Nicht nur in der SPD gibt es Politiker, die einen Politikwechsel verzweifelt herbeisehnen. Der linke Flügel der Grünen will 2017 ein rot-rot-grünes Projekt, ebenso die Realos in der Linkspartei. Schon die Bundestagswahl 2013 ergab eine Mehrheit für Rot-Rot-Grün, kurz "R2G". Doch die Unterschiede zwischen den Parteien erschienen zu groß, um ein Bündnis zu bilden. Vor allem die außen- und verteidigungspolitischen Positionen ("Raus aus der Nato") der Linken waren für SPD und Grüne untragbar.

Sollte es 2017 zu der gleichen Situation kommen, wäre der Frust groß. Darum treffen sich seit Jahren mehrere inoffizielle Runden aus Vertretern aller drei Parteien. Die Diskussionsrunde Mitte Oktober soll sie zusammenführen und bewirken, dass auch die Skeptiker miteinander ins Gespräch kommen. Es ist der erste Austausch dieser Art und soll die Diskussion auf eine neue Ebene hieven.

Doch in allen drei Parteien gibt es auch Kräfte, die die Annäherung skeptisch sehen. Bei den Grünen haben sich viele schon auf ein schwarz-grünes Bündnis mit der Union eingestellt. In der SPD fürchtet man, dass Rot-Rot-Grün zu instabil wäre: Sollte sich überhaupt eine Mehrheit dafür finden, wäre sie wohl knapp. Und die Linke gilt in der SPD als unzuverlässig. Ein paar Abweichler könnten das Bündnis schnell platzen lassen.

Die Blicke richten sich also auf die Linksfraktion und dort besonders auf Sahra Wagenknecht. Sie repräsentiert die linken Hardliner in der Partei, die eine Regierungsbeteiligung zwar offiziell nicht ablehnen, aber doch alles dafür tun, damit dieses Szenario unrealistisch erscheint. Ist das eine Rolle, die sie spielt, um den Wert der Linkspartei in die Höhe zu treiben? So stellen es manche Linke gerne dar. Oder wird sie den Weg ihrer Partei in die Regierung tatsächlich verhindern? Auch das sehen einige Linke so.

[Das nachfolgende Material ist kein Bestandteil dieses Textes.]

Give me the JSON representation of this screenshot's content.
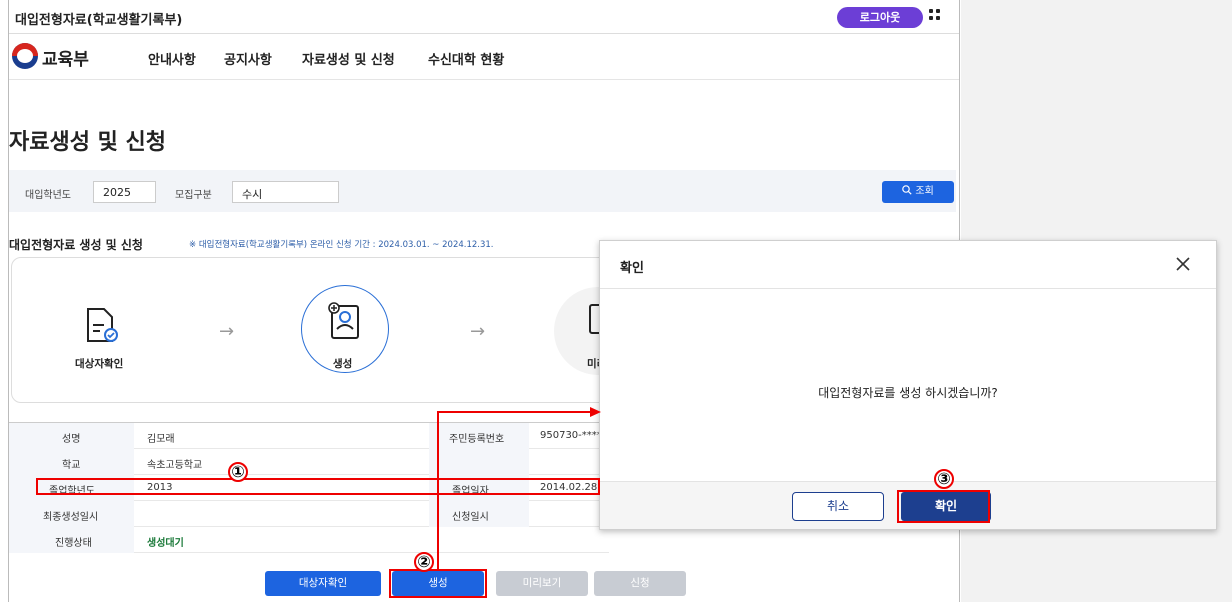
{
  "app": {
    "title": "대입전형자료(학교생활기록부)",
    "logout_label": "로그아웃",
    "logo_text": "교육부"
  },
  "nav": {
    "items": [
      "안내사항",
      "공지사항",
      "자료생성 및 신청",
      "수신대학 현황"
    ]
  },
  "page": {
    "title": "자료생성 및 신청"
  },
  "search": {
    "year_label": "대입학년도",
    "year_value": "2025",
    "type_label": "모집구분",
    "type_value": "수시",
    "button_label": "조회"
  },
  "section": {
    "title": "대입전형자료 생성 및 신청",
    "note": "※ 대입전형자료(학교생활기록부) 온라인 신청 기간 : 2024.03.01. ~ 2024.12.31."
  },
  "steps": [
    {
      "label": "대상자확인"
    },
    {
      "label": "생성"
    },
    {
      "label": "미리"
    }
  ],
  "info": {
    "name_label": "성명",
    "name_value": "김모래",
    "id_label": "주민등록번호",
    "id_value": "950730-*****",
    "school_label": "학교",
    "school_value": "속초고등학교",
    "grad_year_label": "졸업학년도",
    "grad_year_value": "2013",
    "grad_date_label": "졸업일자",
    "grad_date_value": "2014.02.28",
    "last_gen_label": "최종생성일시",
    "apply_date_label": "신청일시",
    "status_label": "진행상태",
    "status_value": "생성대기"
  },
  "buttons": {
    "check": "대상자확인",
    "generate": "생성",
    "preview": "미리보기",
    "apply": "신청"
  },
  "modal": {
    "title": "확인",
    "message": "대입전형자료를 생성 하시겠습니까?",
    "cancel_label": "취소",
    "ok_label": "확인"
  },
  "markers": [
    "①",
    "②",
    "③"
  ],
  "colors": {
    "primary": "#1d64e0",
    "navy": "#1d3f8f",
    "logout": "#6c3ed6",
    "highlight": "#e00000",
    "status_green": "#1c7a3a"
  }
}
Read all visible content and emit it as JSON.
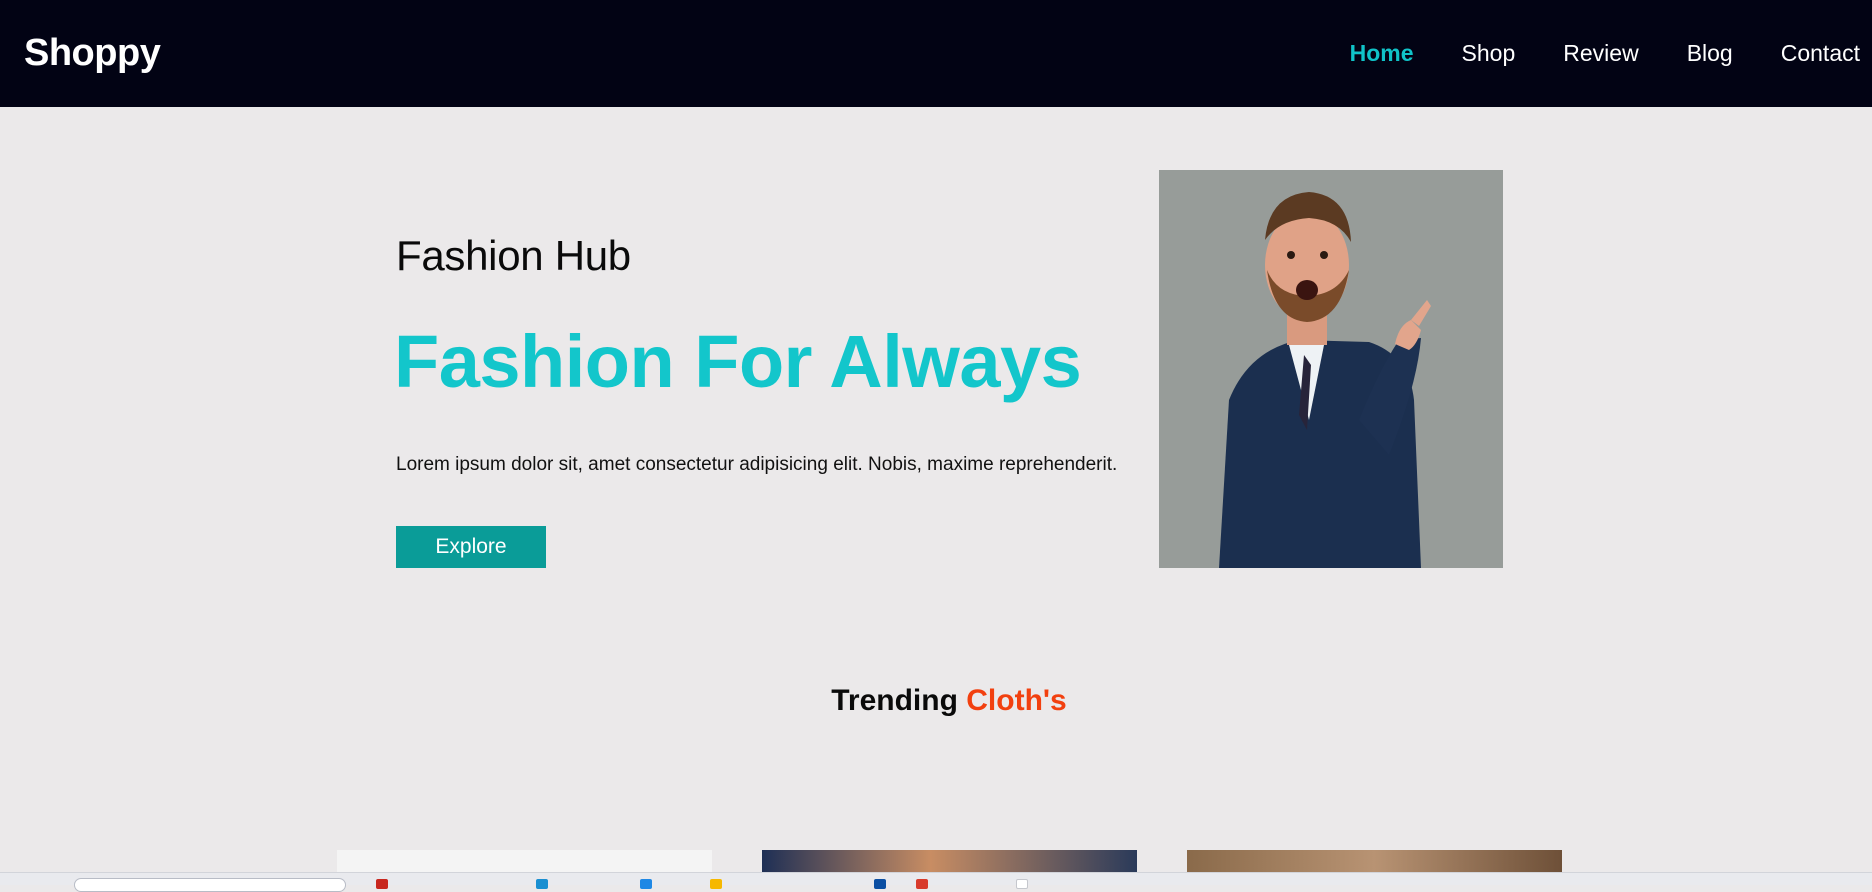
{
  "header": {
    "brand": "Shoppy",
    "nav": [
      {
        "label": "Home",
        "active": true
      },
      {
        "label": "Shop",
        "active": false
      },
      {
        "label": "Review",
        "active": false
      },
      {
        "label": "Blog",
        "active": false
      },
      {
        "label": "Contact",
        "active": false
      }
    ]
  },
  "hero": {
    "kicker": "Fashion Hub",
    "title": "Fashion For Always",
    "description": "Lorem ipsum dolor sit, amet consectetur adipisicing elit. Nobis, maxime reprehenderit.",
    "button_label": "Explore",
    "image_icon": "man-in-suit-pointing-photo"
  },
  "trending": {
    "title_main": "Trending",
    "title_accent": "Cloth's",
    "cards": [
      {
        "image_icon": "product-photo"
      },
      {
        "image_icon": "product-photo"
      },
      {
        "image_icon": "product-photo"
      }
    ]
  },
  "colors": {
    "header_bg": "#020314",
    "accent_teal": "#13c6cb",
    "button_bg": "#0a9c98",
    "accent_orange": "#f2400f",
    "page_bg": "#ebe9ea"
  }
}
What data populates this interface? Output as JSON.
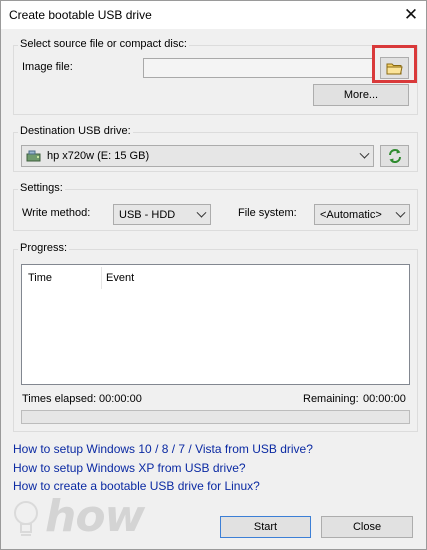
{
  "window": {
    "title": "Create bootable USB drive",
    "close_glyph": "✕"
  },
  "source": {
    "group_label": "Select source file or compact disc:",
    "image_file_label": "Image file:",
    "image_file_value": "",
    "browse_icon": "folder-icon",
    "more_button": "More..."
  },
  "destination": {
    "group_label": "Destination USB drive:",
    "drive_value": "hp x720w (E: 15 GB)",
    "drive_icon": "usb-drive-icon",
    "refresh_icon": "refresh-icon"
  },
  "settings": {
    "group_label": "Settings:",
    "write_method_label": "Write method:",
    "write_method_value": "USB - HDD",
    "file_system_label": "File system:",
    "file_system_value": "<Automatic>"
  },
  "progress": {
    "group_label": "Progress:",
    "columns": [
      "Time",
      "Event"
    ],
    "times_elapsed_label": "Times elapsed:",
    "times_elapsed_value": "00:00:00",
    "remaining_label": "Remaining:",
    "remaining_value": "00:00:00",
    "fraction": 0
  },
  "links": [
    "How to setup Windows 10 / 8 / 7 / Vista from USB drive?",
    "How to setup Windows XP from USB drive?",
    "How to create a bootable USB drive for Linux?"
  ],
  "watermark": {
    "text": "how"
  },
  "buttons": {
    "start": "Start",
    "close": "Close"
  },
  "colors": {
    "highlight": "#d9393a",
    "link": "#0b2aa3",
    "default_button_border": "#3c7fd6"
  }
}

Wagenknecht tut derzeit einiges, was zu Unmut in ihrer eigenen Partei führt. Zunächst trat sie gemeinsam mit Dietmar Bartsch, der wie sie selbst Fraktionsvorsitzender ist, überraschend in einer Vorstandssitzung mit den Landesvorsitzenden auf. Beide verkündeten, dass sie die Partei zu zweit in den Bundestagswahlkampf führen wollen und dass sie für das bisher geplante Spitzenquartett mit den beiden Parteivorsitzenden Katja Kipping und Bernd Riexinger nicht zur Verfügung stünden. Die Parteispitze wertet das als Affront. Denn das Recht, den ersten Vorschlag für solche Personalien zu machen, liegt beim Partei-, nicht beim Fraktionsvorstand. Allerdings weiß jeder, dass an Wagenknecht als Teil eines Spitzenkandidatenteams kein Weg vorbeiführt. Diese Position nutzt sie nun aus.